Dialogue social : "Je vous l'assure, monsieur le ministre, les chefs d'entreprise n'ont pas besoin d'être assistés ; ils ont besoin d'être rassurés !"

M. le président. La parole est à M. Olivier Dassault, pour le groupe de l'Union pour un mouvement populaire.

M. Olivier Dassault. Ma question s'adresse à M. le ministre du travail, de l'emploi, de la formation professionnelle et du dialogue social – mais elle concerne tout autant M. le Premier ministre.

Le dialogue social est incontestablement un levier de performance s'il est employé avec subtilité et raison. Personne n'est mieux placé qu'un patron pour savoir qu'un salarié heureux dans son travail est un salarié efficace !

Le Premier ministre clame haut et fort son amour pour les entreprises, dénonce la surfiscalité et la surréglementation qui les étouffent. J'avais placé moi-même beaucoup d'espoir dans le texte sur le dialogue social que nous examinerons tout à l'heure.

Vous étiez favorable, monsieur le ministre du travail, à un doublement des seuils sociaux et fiscaux pour redynamiser l'entreprise – une mesure que nous avions proposée déjà en 2013, via Génération Entreprise. Vous aviez promis plus de simplicité, moins de réglementation, et voilà les TPE – les très petites entreprises – confrontées à un nouvel obstacle à la croissance, à un nouveau monstre de paperasse : les commissions paritaires régionales.

Je vous l'assure, monsieur le ministre, les chefs d'entreprise n'ont pas besoin d'être assistés ; ils ont besoin d'être rassurés !

Vous parlez de l'importance du dialogue social ; or, dans votre propre groupe majoritaire, vous n'y parvenez pas ! Il est bien dommage, monsieur le ministre, de brandir l'arme du « 49-3 » pour que vos rangs s'alignent – d'autant que la Constitution ne vous permet pas de l'utiliser avant la prochaine session extraordinaire.

L'art du grand écart demande de l'entraînement ; vous l'accomplissez à merveille, car les paroles sont bien loin des actes ! N'en déplaise à Mme la ministre de l'éducation nationale, je parlerai en latin : « Res, non verba ». Des réalités, non des mots : c'est ce que les Français attendent.

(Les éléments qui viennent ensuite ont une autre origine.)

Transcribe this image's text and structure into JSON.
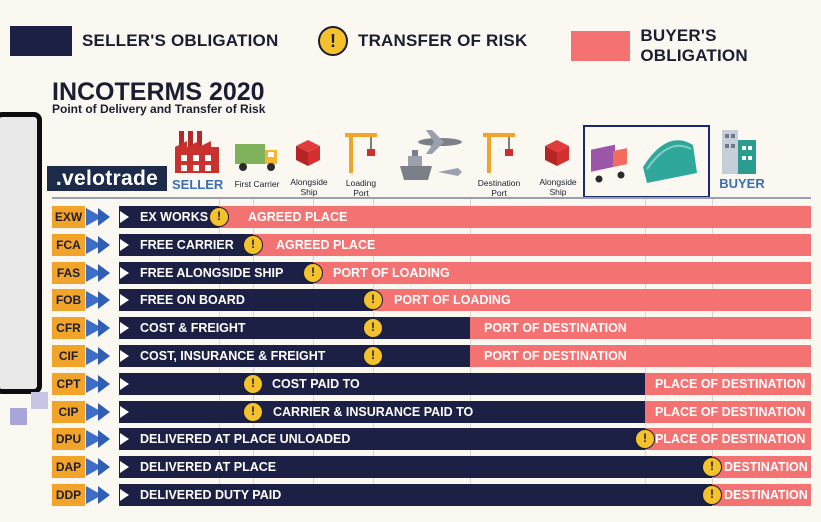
{
  "legend": {
    "seller": {
      "label": "SELLER'S OBLIGATION",
      "color": "#1b2044"
    },
    "risk": {
      "label": "TRANSFER OF RISK",
      "icon": "warning-icon"
    },
    "buyer": {
      "label": "BUYER'S OBLIGATION",
      "color": "#f47272"
    }
  },
  "header": {
    "title": "INCOTERMS 2020",
    "subtitle": "Point of Delivery and Transfer of Risk",
    "brand": ".velotrade"
  },
  "locations": {
    "seller": "SELLER",
    "first_carrier": "First Carrier",
    "alongside_ship_1": "Alongside Ship",
    "loading_port": "Loading Port",
    "destination_port": "Destination Port",
    "alongside_ship_2": "Alongside Ship",
    "buyer": "BUYER"
  },
  "terms": [
    {
      "code": "EXW",
      "seller_text": "EX WORKS",
      "buyer_text": "AGREED PLACE"
    },
    {
      "code": "FCA",
      "seller_text": "FREE CARRIER",
      "buyer_text": "AGREED PLACE"
    },
    {
      "code": "FAS",
      "seller_text": "FREE ALONGSIDE SHIP",
      "buyer_text": "PORT OF LOADING"
    },
    {
      "code": "FOB",
      "seller_text": "FREE ON BOARD",
      "buyer_text": "PORT OF LOADING"
    },
    {
      "code": "CFR",
      "seller_text": "COST & FREIGHT",
      "buyer_text": "PORT OF DESTINATION"
    },
    {
      "code": "CIF",
      "seller_text": "COST, INSURANCE & FREIGHT",
      "buyer_text": "PORT OF DESTINATION"
    },
    {
      "code": "CPT",
      "seller_text": "COST PAID TO",
      "buyer_text": "PLACE OF DESTINATION"
    },
    {
      "code": "CIP",
      "seller_text": "CARRIER & INSURANCE PAID TO",
      "buyer_text": "PLACE OF DESTINATION"
    },
    {
      "code": "DPU",
      "seller_text": "DELIVERED AT PLACE UNLOADED",
      "buyer_text": "PLACE OF DESTINATION"
    },
    {
      "code": "DAP",
      "seller_text": "DELIVERED AT PLACE",
      "buyer_text": "DESTINATION"
    },
    {
      "code": "DDP",
      "seller_text": "DELIVERED DUTY PAID",
      "buyer_text": "DESTINATION"
    }
  ]
}
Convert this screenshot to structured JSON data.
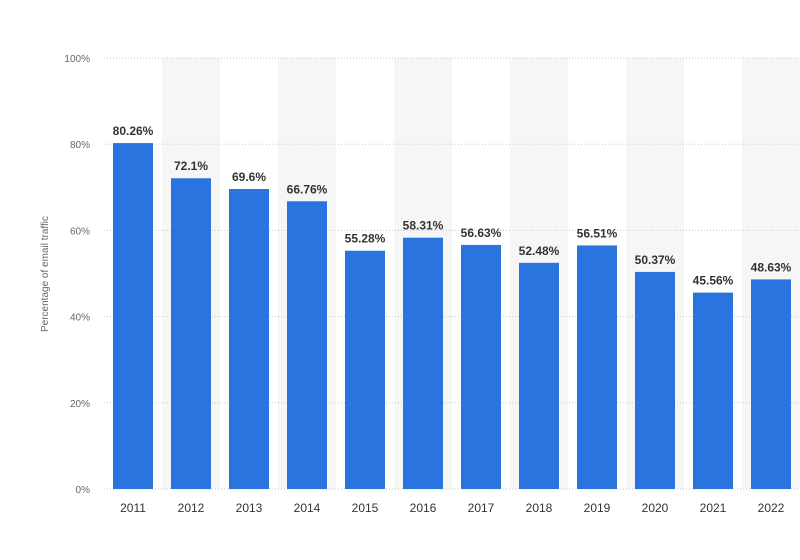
{
  "chart_data": {
    "type": "bar",
    "ylabel": "Percentage of email traffic",
    "categories": [
      "2011",
      "2012",
      "2013",
      "2014",
      "2015",
      "2016",
      "2017",
      "2018",
      "2019",
      "2020",
      "2021",
      "2022"
    ],
    "values": [
      80.26,
      72.1,
      69.6,
      66.76,
      55.28,
      58.31,
      56.63,
      52.48,
      56.51,
      50.37,
      45.56,
      48.63
    ],
    "data_labels": [
      "80.26%",
      "72.1%",
      "69.6%",
      "66.76%",
      "55.28%",
      "58.31%",
      "56.63%",
      "52.48%",
      "56.51%",
      "50.37%",
      "45.56%",
      "48.63%"
    ],
    "ylim": [
      0,
      100
    ],
    "yticks": [
      0,
      20,
      40,
      60,
      80,
      100
    ],
    "ytick_labels": [
      "0%",
      "20%",
      "40%",
      "60%",
      "80%",
      "100%"
    ],
    "grid": true,
    "bar_color": "#2a74df",
    "band_color": "#f6f6f6"
  }
}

Les 2 millions d'artisans, de commerçants, d'entrepreneurs demandent juste qu'on les laisse travailler. Le dialogue social existe dans les petites entreprises, et il se passe bien. Pourquoi ajouter un médiateur avant l'heure ?

Mais après tout, monsieur le ministre, peut-être avez-vous raison : pourquoi faire simple quand on peut faire compliqué ? (Applaudissements sur les bancs du groupe UMP.)

M. le président. La parole est à M. le ministre du travail, de l'emploi, de la formation professionnelle et du dialogue social. (« Et du chômage ! » sur les bancs du groupe UMP.)

M. François Rebsamen, ministre du travail, de l'emploi, de la formation professionnelle et du dialogue social. Monsieur le député, vous avez raison : le dialogue social est incontestablement un facteur d'efficacité économique. À cet égard, la création de commissions paritaires régionales pour les petites entreprises, que vous avez évoquée, va créer un droit universel à être représenté pour 4,6 millions de salariés des TPE. Il s'agit là d'une avancée considérable pour les salariés, mais aussi pour les employeurs, qui seront représentés. Faire en sorte que toutes les entreprises puissent bénéficier de la démocratie sociale dont vous parlez est un enjeu majeur pour la majorité et, plus largement, pour l'ensemble du pays.

Contrairement à ce que vous craignez, cela favorisera le développement des petites entreprises. Ce n'est d'ailleurs pas pour rien que des secteurs importants, comme celui de l'artisanat ou celui de l'agriculture, ont déjà mis en place volontairement des commissions de ce type, et les trouvent très utiles. Ces commissions seront préservées.

Si cette proposition figure dans le projet de loi que je vous présenterai tout à l'heure, c'est qu'elle a été reprise par la partie patronale dans le cadre des négociations entre les organisations patronales et les organisations syndicales. Le projet de loi permettra à la fois d'améliorer la prise en compte des TPE et de leurs enjeux dans le dialogue social local et d'offrir des services de proximité aux salariés et aux employeurs. Voilà ce que nous souhaitons faire.

Il n'y aura pas d'ingérence dans les entreprises : les membres des commissions ne pourront y entrer – je veux vous rassurer si vous aviez quelque crainte à ce sujet – qu'avec l'accord de l'employeur.